7. There is a beautiful quote by Lord Byron that goes, “There is a pleasure in the pathless woods, There is a rapture on the lonely shore, There is society, where none intrudes, By the deep sea, and music in its roar: I love not man the less, but Nature more.” How do you find alternating between the stillness and isolation of the Kapama Sand and the hubbub of city life when you go home or on holiday?

I recently had the opportunity to go to London, a major city, well known for various tourist attractions. It absolutely blew me away. I loved this parallel universe, but will always prefer the bush. I spend my life zoning in on sounds, smells and various insignificant cues, in order to accomplish my job. In a city, these senses are easily overwhelmed and I often get headaches within hours of arriving.

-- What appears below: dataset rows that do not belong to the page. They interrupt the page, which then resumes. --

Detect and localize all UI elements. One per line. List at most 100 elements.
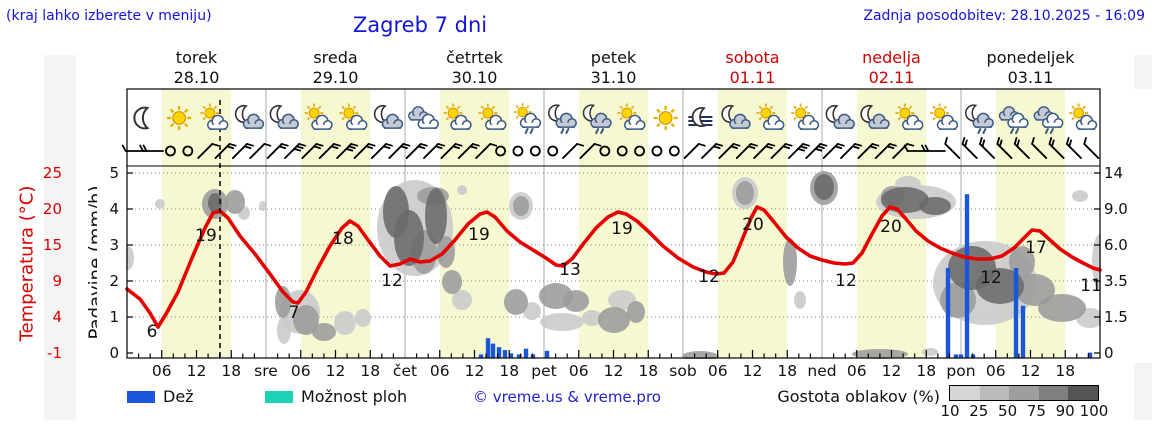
wind-barb-icon <box>284 143 307 159</box>
temp-tick-label: 20 <box>42 200 62 218</box>
left-axis-strip <box>44 55 76 420</box>
density-tick-label: 90 <box>1055 402 1075 420</box>
svg-text:7: 7 <box>289 303 300 323</box>
wind-barb-icon <box>996 137 1013 159</box>
day-abbrev-label: pet <box>531 362 557 380</box>
wind-barb-icon <box>701 143 724 159</box>
wind-barb-icon <box>440 143 463 159</box>
wind-barb-icon <box>231 143 254 159</box>
day-abbrev-label: sob <box>669 362 697 380</box>
day-header-sobota: sobota 01.11 <box>725 48 780 87</box>
day-header-nedelja: nedelja 02.11 <box>862 48 921 87</box>
density-segment <box>1009 386 1039 400</box>
wind-barb-icon <box>961 137 978 159</box>
wind-barb-icon <box>840 143 863 159</box>
time-tick-label: 12 <box>603 362 624 380</box>
day-header-sreda: sreda 29.10 <box>312 48 359 87</box>
wind-barb-icon <box>388 143 411 159</box>
sun-cloud-icon <box>200 103 229 131</box>
density-tick-label: 50 <box>998 402 1018 420</box>
calm-wind-icon <box>547 145 559 157</box>
wind-barb-icon <box>805 143 828 159</box>
precip-tick-label: 5 <box>109 164 119 182</box>
copyright-link[interactable]: © vreme.us & vreme.pro <box>473 388 661 406</box>
wind-barbs-row <box>121 137 1100 159</box>
location-note: (kraj lahko izberete v meniju) <box>6 8 212 24</box>
wind-barb-icon <box>683 143 706 159</box>
cloud-tick-label: 0 <box>1104 344 1114 362</box>
sun-cloud-icon <box>930 103 959 131</box>
moon-fog-icon <box>688 106 713 128</box>
last-update: Zadnja posodobitev: 28.10.2025 - 16:09 <box>863 8 1145 24</box>
wind-barb-icon <box>753 143 776 159</box>
calm-wind-icon <box>512 145 524 157</box>
cloud-shading <box>122 171 1108 361</box>
moon-cloud-icon <box>373 104 404 130</box>
svg-text:20: 20 <box>880 217 902 237</box>
precip-tick-label: 4 <box>109 200 119 218</box>
clouds-rain-icon <box>998 106 1029 134</box>
density-tick-label: 75 <box>1026 402 1046 420</box>
time-tick-label: 18 <box>916 362 937 380</box>
wind-barb-icon <box>857 143 880 159</box>
wind-barb-icon <box>822 143 845 159</box>
wind-barb-icon <box>1083 137 1100 159</box>
time-tick-label: 12 <box>186 362 207 380</box>
wind-barb-icon <box>336 143 359 159</box>
time-tick-label: 06 <box>985 362 1006 380</box>
wind-barb-icon <box>1013 137 1030 159</box>
svg-text:12: 12 <box>835 271 857 291</box>
moon-cloud-icon <box>825 104 855 130</box>
time-tick-label: 06 <box>846 362 867 380</box>
wind-barb-icon <box>1031 137 1048 159</box>
svg-text:20: 20 <box>742 215 764 235</box>
density-segment <box>979 386 1010 400</box>
sun-cloud-icon <box>617 103 646 131</box>
sun-cloud-icon <box>756 103 785 131</box>
sun-cloud-rain-icon <box>513 103 542 134</box>
wind-barb-icon <box>579 143 602 159</box>
sun-cloud-icon <box>895 103 924 131</box>
wind-barb-icon <box>718 143 741 159</box>
moon-cloud-icon <box>860 104 890 130</box>
wind-barb-icon <box>770 143 793 159</box>
wind-barb-icon <box>735 143 758 159</box>
density-segment <box>1068 386 1098 400</box>
time-tick-label: 12 <box>1020 362 1041 380</box>
sun-cloud-icon <box>791 103 820 131</box>
wind-barb-icon <box>475 143 498 159</box>
svg-text:18: 18 <box>332 229 354 249</box>
showers-legend-swatch <box>265 391 293 403</box>
time-tick-label: 12 <box>325 362 346 380</box>
density-tick-label: 100 <box>1079 402 1109 420</box>
cloud-tick-label: 3.5 <box>1104 272 1128 290</box>
calm-wind-icon <box>182 145 194 157</box>
weather-icons-row <box>133 103 1098 134</box>
daylight-band <box>161 89 232 358</box>
moon-cloud-icon <box>234 104 265 130</box>
cloud-tick-label: 14 <box>1104 164 1124 182</box>
wind-barb-icon <box>214 143 237 159</box>
wind-barb-icon <box>979 137 996 159</box>
calm-wind-icon <box>495 145 506 157</box>
sun-cloud-icon <box>304 103 333 131</box>
sun-cloud-icon <box>339 103 368 131</box>
time-tick-label: 18 <box>499 362 520 380</box>
time-tick-label: 06 <box>429 362 450 380</box>
wind-barb-icon <box>301 143 324 159</box>
time-tick-label: 12 <box>742 362 763 380</box>
time-tick-label: 18 <box>1055 362 1076 380</box>
svg-text:13: 13 <box>559 260 581 280</box>
day-abbrev-label: sre <box>254 362 278 380</box>
day-header-petek: petek 31.10 <box>590 48 637 87</box>
wind-barb-icon <box>562 143 585 159</box>
day-header-torek: torek 28.10 <box>173 48 220 87</box>
wind-barb-icon <box>1048 137 1065 159</box>
svg-text:12: 12 <box>381 271 403 291</box>
time-tick-label: 06 <box>151 362 172 380</box>
wind-barb-icon <box>1065 137 1082 159</box>
calm-wind-icon <box>634 145 645 157</box>
time-tick-label: 18 <box>360 362 381 380</box>
sun-cloud-icon <box>443 103 472 131</box>
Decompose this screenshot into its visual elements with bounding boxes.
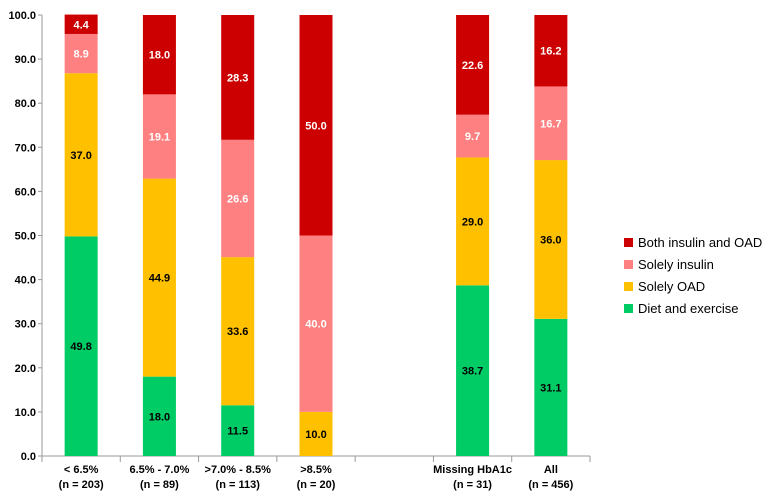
bar-segment-diet-and-exercise <box>534 318 568 456</box>
category-label: All <box>544 464 558 476</box>
category-label: Missing HbA1c <box>433 464 512 476</box>
bar-segment-solely-insulin <box>534 86 568 161</box>
bar-data-label: 16.7 <box>540 118 561 130</box>
bar-segment-both-insulin-and-oad <box>142 15 176 95</box>
bar-segment-both-insulin-and-oad <box>534 15 568 87</box>
bar-data-label: 11.5 <box>227 426 248 438</box>
bar-data-label: 31.1 <box>540 382 561 394</box>
bar-data-label: 37.0 <box>70 150 91 162</box>
bar-segment-both-insulin-and-oad <box>456 15 490 115</box>
axes: 0.0 10.0 20.0 30.0 40.0 50.0 60.0 70.0 80.0 90.0 1… <box>8 10 591 463</box>
bar-data-label: 28.3 <box>227 72 248 84</box>
bar-segment-solely-insulin <box>64 33 98 74</box>
y-tick-label: 80.0 <box>15 98 36 110</box>
bar-data-label: 16.2 <box>540 46 561 58</box>
bar-segment-solely-insulin <box>456 114 490 158</box>
legend-label: Solely OAD <box>638 279 705 294</box>
category-label: >7.0% - 8.5% <box>205 464 272 476</box>
category-label: >8.5% <box>300 464 332 476</box>
category-count-label: (n = 31) <box>453 479 492 491</box>
bar-data-label: 10.0 <box>305 429 326 441</box>
bar-segment-solely-oad <box>64 73 98 237</box>
legend-swatch <box>624 238 633 247</box>
legend-label: Both insulin and OAD <box>638 235 762 250</box>
y-tick-label: 40.0 <box>15 275 36 287</box>
bar-segment-both-insulin-and-oad <box>64 14 98 34</box>
bar-data-label: 26.6 <box>227 193 248 205</box>
bar-data-label: 29.0 <box>462 216 483 228</box>
legend-swatch <box>624 304 633 313</box>
bar-segment-solely-oad <box>299 411 333 456</box>
bar-segment-solely-insulin <box>142 94 176 179</box>
category-count-label: (n = 456) <box>528 479 573 491</box>
y-tick-label: 70.0 <box>15 142 36 154</box>
y-tick-label: 30.0 <box>15 319 36 331</box>
legend-label: Diet and exercise <box>638 301 738 316</box>
bar-segment-both-insulin-and-oad <box>221 15 255 140</box>
bar-segment-solely-insulin <box>299 235 333 412</box>
bar-data-label: 49.8 <box>70 341 91 353</box>
bar-data-label: 4.4 <box>73 19 89 31</box>
bar-data-label: 19.1 <box>149 131 170 143</box>
category-count-label: (n = 89) <box>140 479 179 491</box>
bar-segment-diet-and-exercise <box>221 405 255 456</box>
bar-data-label: 36.0 <box>540 234 561 246</box>
bar-data-label: 9.7 <box>465 131 480 143</box>
bar-segment-solely-oad <box>142 178 176 377</box>
y-tick-label: 60.0 <box>15 186 36 198</box>
bar-segment-solely-oad <box>456 157 490 286</box>
legend-swatch <box>624 282 633 291</box>
bar-segment-diet-and-exercise <box>456 285 490 456</box>
bar-data-label: 50.0 <box>305 120 326 132</box>
category-count-label: (n = 203) <box>59 479 104 491</box>
bar-segment-solely-insulin <box>221 139 255 258</box>
bar-data-label: 18.0 <box>149 411 170 423</box>
y-tick-label: 10.0 <box>15 407 36 419</box>
bar-segment-solely-oad <box>534 160 568 319</box>
bar-data-label: 33.6 <box>227 326 248 338</box>
category-labels: < 6.5% (n = 203) 6.5% - 7.0% (n = 89) >7.0% … <box>59 464 574 491</box>
bar-data-label: 38.7 <box>462 366 483 378</box>
bar-segment-diet-and-exercise <box>64 236 98 456</box>
y-tick-label: 0.0 <box>21 451 36 463</box>
bar-data-label: 44.9 <box>149 273 170 285</box>
legend: Both insulin and OAD Solely insulin Solely… <box>624 235 762 316</box>
legend-label: Solely insulin <box>638 257 714 272</box>
y-tick-label: 100.0 <box>8 10 36 22</box>
bar-data-label: 18.0 <box>149 50 170 62</box>
y-tick-label: 90.0 <box>15 54 36 66</box>
category-count-label: (n = 113) <box>216 479 261 491</box>
bars <box>64 14 568 456</box>
category-label: 6.5% - 7.0% <box>129 464 189 476</box>
bar-segment-diet-and-exercise <box>142 376 176 456</box>
bar-data-label: 22.6 <box>462 60 483 72</box>
bar-data-label: 8.9 <box>73 49 88 61</box>
bar-segment-both-insulin-and-oad <box>299 15 333 236</box>
data-labels: 49.8 37.0 8.9 4.4 18.0 44.9 19.1 18.0 11.5 33.6 26… <box>70 19 561 441</box>
legend-swatch <box>624 260 633 269</box>
category-label: < 6.5% <box>64 464 99 476</box>
y-tick-label: 20.0 <box>15 363 36 375</box>
y-tick-label: 50.0 <box>15 231 36 243</box>
bar-data-label: 40.0 <box>305 319 326 331</box>
bar-segment-solely-oad <box>221 257 255 406</box>
category-count-label: (n = 20) <box>297 479 336 491</box>
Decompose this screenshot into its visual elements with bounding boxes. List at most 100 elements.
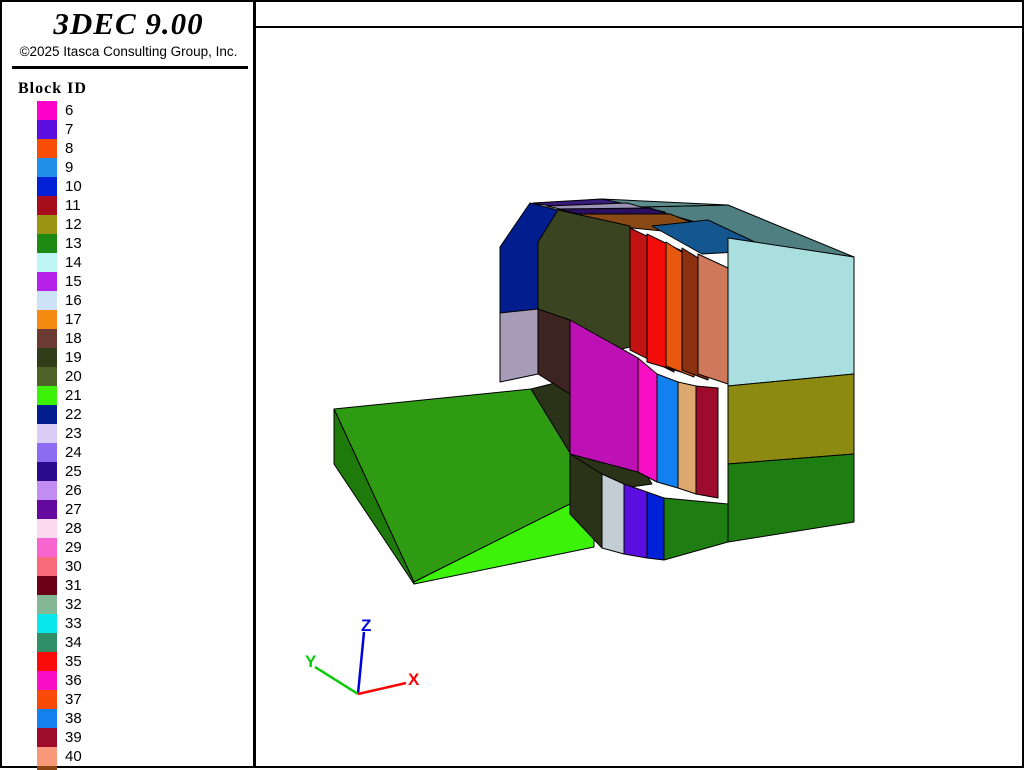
legend-color-swatch <box>37 177 57 196</box>
y-axis-label: Y <box>305 652 317 671</box>
legend-color-swatch <box>37 139 57 158</box>
z-axis-label: Z <box>361 616 371 635</box>
legend-value-label: 30 <box>65 558 82 575</box>
legend-color-swatch <box>37 614 57 633</box>
legend-value-label: 18 <box>65 330 82 347</box>
legend-color-swatch <box>37 291 57 310</box>
legend-value-label: 31 <box>65 577 82 594</box>
legend-color-swatch <box>37 595 57 614</box>
legend-value-label: 19 <box>65 349 82 366</box>
legend-clipped-swatch <box>37 766 57 770</box>
block-face-cyan-pale-face <box>727 237 855 387</box>
header-divider <box>12 66 248 69</box>
legend-color-swatch <box>37 348 57 367</box>
model-view-panel[interactable]: Z Y X <box>256 28 1024 766</box>
legend-color-swatch <box>37 443 57 462</box>
block-face-green-slab-front <box>413 491 595 585</box>
block-face-magenta-bright-face <box>637 357 658 483</box>
legend-color-swatch <box>37 481 57 500</box>
z-axis-line <box>356 631 366 695</box>
legend-color-swatch <box>37 576 57 595</box>
legend-color-swatch <box>37 424 57 443</box>
x-axis-label: X <box>408 670 420 689</box>
legend-value-label: 17 <box>65 311 82 328</box>
block-face-salmon-face <box>697 253 729 385</box>
legend-color-swatch <box>37 462 57 481</box>
legend-value-label: 7 <box>65 121 74 138</box>
legend-value-label: 25 <box>65 463 82 480</box>
legend-value-label: 16 <box>65 292 82 309</box>
legend-value-label: 21 <box>65 387 82 404</box>
block-face-olive-face <box>727 373 855 465</box>
legend-color-swatch <box>37 367 57 386</box>
block-face-darkbrown-face <box>537 308 571 395</box>
legend-value-label: 29 <box>65 539 82 556</box>
legend-value-label: 36 <box>65 672 82 689</box>
panel-divider <box>253 2 256 766</box>
legend-color-swatch <box>37 747 57 766</box>
block-model-scene: Z Y X <box>305 198 855 696</box>
legend-color-swatch <box>37 709 57 728</box>
legend-value-label: 35 <box>65 653 82 670</box>
legend-color-swatch <box>37 557 57 576</box>
block-face-lavender-face <box>499 308 539 383</box>
legend-value-label: 6 <box>65 102 74 119</box>
legend-value-label: 26 <box>65 482 82 499</box>
block-face-lightgray-face <box>601 473 625 555</box>
x-axis-line <box>357 681 407 696</box>
legend-value-label: 34 <box>65 634 82 651</box>
legend-value-label: 22 <box>65 406 82 423</box>
legend-color-swatch <box>37 101 57 120</box>
block-face-green-right-face <box>727 453 855 543</box>
legend-value-label: 11 <box>65 197 81 214</box>
legend-value-label: 38 <box>65 710 82 727</box>
legend-value-label: 27 <box>65 501 82 518</box>
legend-value-label: 15 <box>65 273 82 290</box>
legend-value-label: 14 <box>65 254 82 271</box>
legend-color-swatch <box>37 690 57 709</box>
legend-color-swatch <box>37 234 57 253</box>
legend-value-label: 10 <box>65 178 82 195</box>
legend-color-swatch <box>37 519 57 538</box>
model-faces-group <box>333 198 855 585</box>
legend-value-label: 37 <box>65 691 82 708</box>
legend-color-swatch <box>37 158 57 177</box>
legend-color-swatch <box>37 633 57 652</box>
legend-value-label: 40 <box>65 748 82 765</box>
block-face-purple-face <box>623 483 648 559</box>
legend-color-swatch <box>37 728 57 747</box>
legend-value-label: 9 <box>65 159 74 176</box>
legend-value-label: 8 <box>65 140 74 157</box>
legend-value-label: 28 <box>65 520 82 537</box>
legend-color-swatch <box>37 253 57 272</box>
y-axis-line <box>314 665 359 696</box>
legend-title: Block ID <box>18 80 87 97</box>
legend-color-swatch <box>37 329 57 348</box>
legend-panel: 3DEC 9.00 ©2025 Itasca Consulting Group,… <box>4 4 253 770</box>
legend-color-swatch <box>37 652 57 671</box>
legend-value-label: 24 <box>65 444 82 461</box>
block-face-green-low-face <box>663 497 729 561</box>
legend-color-swatch <box>37 215 57 234</box>
block-face-blue-deep-face <box>646 491 665 561</box>
legend-value-label: 32 <box>65 596 82 613</box>
block-face-tan-face <box>677 381 697 495</box>
block-face-crimson-face <box>695 385 719 499</box>
legend-value-label: 33 <box>65 615 82 632</box>
axis-triad: Z Y X <box>305 616 420 696</box>
legend-color-swatch <box>37 272 57 291</box>
legend-color-swatch <box>37 310 57 329</box>
legend-value-label: 13 <box>65 235 82 252</box>
view-top-rule <box>256 26 1024 28</box>
legend-color-swatch <box>37 500 57 519</box>
legend-color-swatch <box>37 120 57 139</box>
legend-value-label: 20 <box>65 368 82 385</box>
legend-value-label: 39 <box>65 729 82 746</box>
legend-color-swatch <box>37 196 57 215</box>
app-title: 3DEC 9.00 <box>53 6 204 41</box>
legend-value-label: 23 <box>65 425 82 442</box>
legend-color-swatch <box>37 671 57 690</box>
copyright-notice: ©2025 Itasca Consulting Group, Inc. <box>19 44 238 59</box>
block-face-blue-face <box>656 373 679 489</box>
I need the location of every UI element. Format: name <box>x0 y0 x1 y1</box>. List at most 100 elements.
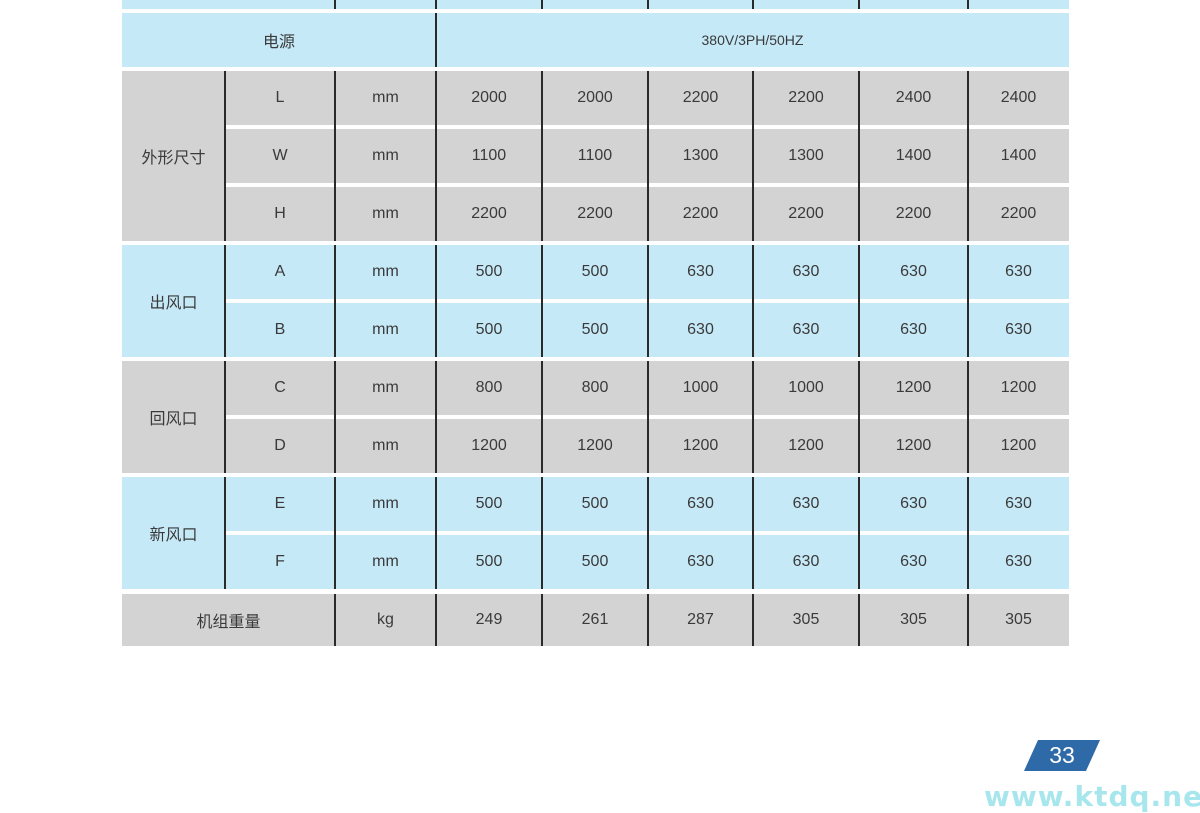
value-cell: 500 <box>436 535 542 589</box>
weight-value: 305 <box>859 594 968 646</box>
weight-label: 机组重量 <box>122 594 335 646</box>
column-divider <box>858 245 860 357</box>
value-cell: 630 <box>968 477 1069 531</box>
column-divider <box>224 477 226 589</box>
value-cell: 2000 <box>436 71 542 125</box>
value-cell: 500 <box>542 245 648 299</box>
value-cell: 1200 <box>648 419 753 473</box>
value-cell: 630 <box>859 535 968 589</box>
column-divider <box>967 245 969 357</box>
column-divider <box>858 477 860 589</box>
column-divider <box>967 477 969 589</box>
unit-cell: mm <box>335 361 436 415</box>
value-cell: 1100 <box>542 129 648 183</box>
value-cell: 1300 <box>648 129 753 183</box>
column-divider <box>752 71 754 241</box>
column-divider <box>541 477 543 589</box>
value-cell: 1400 <box>968 129 1069 183</box>
value-cell: 2200 <box>753 71 859 125</box>
value-cell: 630 <box>753 535 859 589</box>
value-cell: 1200 <box>859 419 968 473</box>
value-cell: 630 <box>753 477 859 531</box>
column-divider <box>647 245 649 357</box>
column-divider <box>647 71 649 241</box>
column-divider <box>541 361 543 473</box>
table-row-partial <box>122 0 1069 9</box>
unit-cell: mm <box>335 477 436 531</box>
value-cell: 800 <box>542 361 648 415</box>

I love the rush and change of scenery that come along with cities and holidays, but this cannot be endured for more than a couple of days at a time.

Chane Jacobs 6

8. What has surprised you most during your time at Camp Jabulani?

The team of rangers I have the privilege of working with are amazing. We all help each other out both in the bush and in the lodge. Also, our sightings are incredible. Due to the fact that Camp Jabulani does not have time restrictions for game drives, we are able to spend longer periods of time in sightings, often seeing and experiencing much much more than other guests from other lodges.

9. Favourite time of day in the bush and best way to start the day?

Either when the sun has just risen or when the stars have come out early in the evening. With the rising sun, comes great opportunities for encountering game on the move before the heat of the day sets in. The bird calls are also amplified due to the chill in the air and there’s an excitement that cannot be explained. In the evening, with stars in sight, one is able to capture amazing shots by means of opening the shutter of a camera. The art of painting with light, in the middle of a plains area, with lions roaring in the distance is incomparable to anything else.

The best way to start your day is with a smile.


10. The best adventure so far has been…

Becoming a ranger. This has always been my goal and it is incredible to be living my dream.

And the next adventure will be…

Who knows what the next adventure will be. For the time being, I am completely content, and look forward to publishing my own book in the very near future.